Although we are beginning to understand the microbial composition of the respiratory flora in chronic respiratory disease, the involvement of the microbiome in the pathogenesis of these diseases, and particularly how it acts on components thought of as non-pathogenic according to culture-based microbiology, is practically unknown.

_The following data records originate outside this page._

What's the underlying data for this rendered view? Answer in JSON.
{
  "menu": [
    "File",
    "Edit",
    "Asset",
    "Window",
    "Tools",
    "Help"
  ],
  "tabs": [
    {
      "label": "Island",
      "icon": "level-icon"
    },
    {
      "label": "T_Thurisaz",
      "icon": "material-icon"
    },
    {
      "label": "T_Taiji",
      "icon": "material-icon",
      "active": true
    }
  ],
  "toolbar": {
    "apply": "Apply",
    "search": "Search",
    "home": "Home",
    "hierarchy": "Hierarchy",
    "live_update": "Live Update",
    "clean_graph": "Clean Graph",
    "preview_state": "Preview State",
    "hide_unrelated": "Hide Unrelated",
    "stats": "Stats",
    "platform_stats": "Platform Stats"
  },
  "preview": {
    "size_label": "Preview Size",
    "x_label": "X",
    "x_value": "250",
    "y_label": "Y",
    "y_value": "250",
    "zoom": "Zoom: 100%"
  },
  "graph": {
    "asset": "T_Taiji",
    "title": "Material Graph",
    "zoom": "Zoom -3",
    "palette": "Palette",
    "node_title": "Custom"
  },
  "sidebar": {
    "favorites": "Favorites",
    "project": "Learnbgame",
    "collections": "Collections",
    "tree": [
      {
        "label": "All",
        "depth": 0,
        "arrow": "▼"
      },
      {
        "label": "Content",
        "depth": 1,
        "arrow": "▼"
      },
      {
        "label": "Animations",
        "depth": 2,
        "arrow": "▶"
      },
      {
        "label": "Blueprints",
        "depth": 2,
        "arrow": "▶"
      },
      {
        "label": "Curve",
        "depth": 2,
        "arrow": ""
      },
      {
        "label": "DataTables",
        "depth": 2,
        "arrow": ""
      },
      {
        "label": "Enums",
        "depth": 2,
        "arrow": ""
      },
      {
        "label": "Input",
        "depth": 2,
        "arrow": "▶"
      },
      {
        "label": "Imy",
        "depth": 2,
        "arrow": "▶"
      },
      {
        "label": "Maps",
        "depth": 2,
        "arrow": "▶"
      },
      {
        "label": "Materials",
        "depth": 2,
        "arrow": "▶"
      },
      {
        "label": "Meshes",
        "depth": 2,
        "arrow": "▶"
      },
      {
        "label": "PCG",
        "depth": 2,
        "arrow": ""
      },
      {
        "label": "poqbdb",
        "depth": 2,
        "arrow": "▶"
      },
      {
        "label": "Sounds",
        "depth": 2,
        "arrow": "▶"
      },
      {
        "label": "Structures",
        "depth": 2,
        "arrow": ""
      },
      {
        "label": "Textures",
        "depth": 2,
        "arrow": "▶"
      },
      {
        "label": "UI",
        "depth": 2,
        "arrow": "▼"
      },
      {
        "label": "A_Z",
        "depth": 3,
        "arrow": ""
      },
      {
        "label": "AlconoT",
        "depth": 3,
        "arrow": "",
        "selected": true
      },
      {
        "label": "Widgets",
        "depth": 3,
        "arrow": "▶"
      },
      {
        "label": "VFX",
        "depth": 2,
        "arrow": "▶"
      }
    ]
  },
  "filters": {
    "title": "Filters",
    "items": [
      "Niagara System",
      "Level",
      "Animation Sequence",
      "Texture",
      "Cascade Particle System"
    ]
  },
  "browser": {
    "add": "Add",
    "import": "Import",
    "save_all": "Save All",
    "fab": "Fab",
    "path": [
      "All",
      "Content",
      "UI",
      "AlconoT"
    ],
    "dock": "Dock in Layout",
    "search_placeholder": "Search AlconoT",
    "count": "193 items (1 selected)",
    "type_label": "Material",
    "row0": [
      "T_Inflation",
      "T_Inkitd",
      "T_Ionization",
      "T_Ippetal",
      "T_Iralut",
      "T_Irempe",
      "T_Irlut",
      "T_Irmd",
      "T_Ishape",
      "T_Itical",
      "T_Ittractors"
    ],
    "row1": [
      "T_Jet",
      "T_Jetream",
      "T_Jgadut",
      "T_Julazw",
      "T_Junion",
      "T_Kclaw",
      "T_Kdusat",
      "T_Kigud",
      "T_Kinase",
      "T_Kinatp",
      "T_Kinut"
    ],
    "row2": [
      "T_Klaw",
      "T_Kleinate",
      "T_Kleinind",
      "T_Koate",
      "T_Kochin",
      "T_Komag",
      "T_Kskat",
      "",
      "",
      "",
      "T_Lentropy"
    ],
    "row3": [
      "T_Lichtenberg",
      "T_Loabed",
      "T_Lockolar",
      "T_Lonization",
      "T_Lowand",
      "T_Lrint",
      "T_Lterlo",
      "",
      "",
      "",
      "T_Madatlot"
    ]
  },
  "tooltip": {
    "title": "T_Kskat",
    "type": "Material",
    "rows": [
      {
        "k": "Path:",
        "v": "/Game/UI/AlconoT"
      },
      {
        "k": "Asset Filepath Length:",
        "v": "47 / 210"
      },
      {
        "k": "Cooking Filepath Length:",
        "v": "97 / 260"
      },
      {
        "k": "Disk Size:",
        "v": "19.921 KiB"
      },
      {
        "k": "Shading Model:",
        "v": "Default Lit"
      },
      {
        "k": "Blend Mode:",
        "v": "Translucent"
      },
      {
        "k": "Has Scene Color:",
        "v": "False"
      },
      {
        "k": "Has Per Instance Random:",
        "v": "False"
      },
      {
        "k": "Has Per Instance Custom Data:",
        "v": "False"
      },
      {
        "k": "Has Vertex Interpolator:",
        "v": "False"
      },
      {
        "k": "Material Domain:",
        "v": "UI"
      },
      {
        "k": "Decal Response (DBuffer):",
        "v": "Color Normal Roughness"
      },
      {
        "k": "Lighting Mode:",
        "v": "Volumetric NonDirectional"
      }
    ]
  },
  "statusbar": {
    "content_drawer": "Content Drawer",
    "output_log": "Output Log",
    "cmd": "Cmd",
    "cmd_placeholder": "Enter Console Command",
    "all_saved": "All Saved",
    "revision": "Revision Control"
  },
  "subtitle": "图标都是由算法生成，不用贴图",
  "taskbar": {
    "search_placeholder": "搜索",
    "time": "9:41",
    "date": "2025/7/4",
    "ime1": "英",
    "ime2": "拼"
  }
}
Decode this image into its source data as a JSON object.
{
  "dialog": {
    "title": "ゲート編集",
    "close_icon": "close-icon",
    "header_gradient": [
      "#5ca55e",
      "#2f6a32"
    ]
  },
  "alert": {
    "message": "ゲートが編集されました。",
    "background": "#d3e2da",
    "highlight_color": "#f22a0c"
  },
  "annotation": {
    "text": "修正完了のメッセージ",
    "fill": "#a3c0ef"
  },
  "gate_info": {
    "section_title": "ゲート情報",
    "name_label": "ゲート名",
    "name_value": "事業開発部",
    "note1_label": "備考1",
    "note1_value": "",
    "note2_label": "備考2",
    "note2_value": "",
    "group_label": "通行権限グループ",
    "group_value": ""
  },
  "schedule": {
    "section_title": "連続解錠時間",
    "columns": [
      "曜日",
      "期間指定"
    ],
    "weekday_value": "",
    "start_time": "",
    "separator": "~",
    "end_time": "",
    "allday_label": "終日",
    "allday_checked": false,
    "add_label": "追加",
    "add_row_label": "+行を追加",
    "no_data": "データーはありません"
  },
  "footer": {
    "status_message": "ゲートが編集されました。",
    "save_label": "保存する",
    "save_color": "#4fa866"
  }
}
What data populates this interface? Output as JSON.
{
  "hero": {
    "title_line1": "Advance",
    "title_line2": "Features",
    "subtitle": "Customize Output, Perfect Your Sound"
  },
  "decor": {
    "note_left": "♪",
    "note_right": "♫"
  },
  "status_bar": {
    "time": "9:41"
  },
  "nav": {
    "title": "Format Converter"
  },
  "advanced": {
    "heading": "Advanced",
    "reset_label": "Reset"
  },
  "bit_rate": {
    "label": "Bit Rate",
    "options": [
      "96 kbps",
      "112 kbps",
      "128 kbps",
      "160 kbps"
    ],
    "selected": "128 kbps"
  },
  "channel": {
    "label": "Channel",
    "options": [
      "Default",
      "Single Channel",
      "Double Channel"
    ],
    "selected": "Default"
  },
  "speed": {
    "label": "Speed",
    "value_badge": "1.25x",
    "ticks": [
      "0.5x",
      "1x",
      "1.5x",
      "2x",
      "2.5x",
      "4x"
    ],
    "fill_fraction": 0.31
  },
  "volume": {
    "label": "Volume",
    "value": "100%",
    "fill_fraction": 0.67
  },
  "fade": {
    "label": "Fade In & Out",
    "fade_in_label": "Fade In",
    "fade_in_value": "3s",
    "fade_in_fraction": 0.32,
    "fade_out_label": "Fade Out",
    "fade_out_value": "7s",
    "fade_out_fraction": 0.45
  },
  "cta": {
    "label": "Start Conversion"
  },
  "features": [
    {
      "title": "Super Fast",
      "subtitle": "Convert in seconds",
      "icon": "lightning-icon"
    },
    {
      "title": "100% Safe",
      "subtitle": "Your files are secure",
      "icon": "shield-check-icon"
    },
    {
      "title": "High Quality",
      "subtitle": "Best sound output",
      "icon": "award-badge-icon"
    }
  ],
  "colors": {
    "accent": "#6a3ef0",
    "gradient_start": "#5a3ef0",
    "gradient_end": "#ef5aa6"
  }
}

The loss of bacterial diversity, often related with an increase in the relative abundance of Proteobacteria, is associated with increased severity in most chronic respiratory pathologies, and it is very likely that this change in the composition of the microbiome is one of the factors that influences the course of the disease, as has already been demonstrated in idiopathic pulmonary fibrosis.14 Recently introduced techniques, such as analysis of bacterial RNA and metagenomics, will help provide functional information about the respiratory microbiome, clarify interactions between viruses, fungi and bacteria, and potentially, facilitate the design of interventional studies aimed at conserving the mutualism of the microbial flora, thus maintaining the functionality of the respiratory system against the respiratory pathogens that progressively substitute the microbiota in the case of COPD or idiopathic pulmonary fibrosis.
This editorial was prepared in part with assistance from the Fondo de Investigación Sanitaria PI15/00167, SEPAR, and the Fundación BRN.
Please cite this article as: Monsó E. El microbioma respiratorio: más alla del cultivo. Arch Bronconeumol. 2017;53:473–474.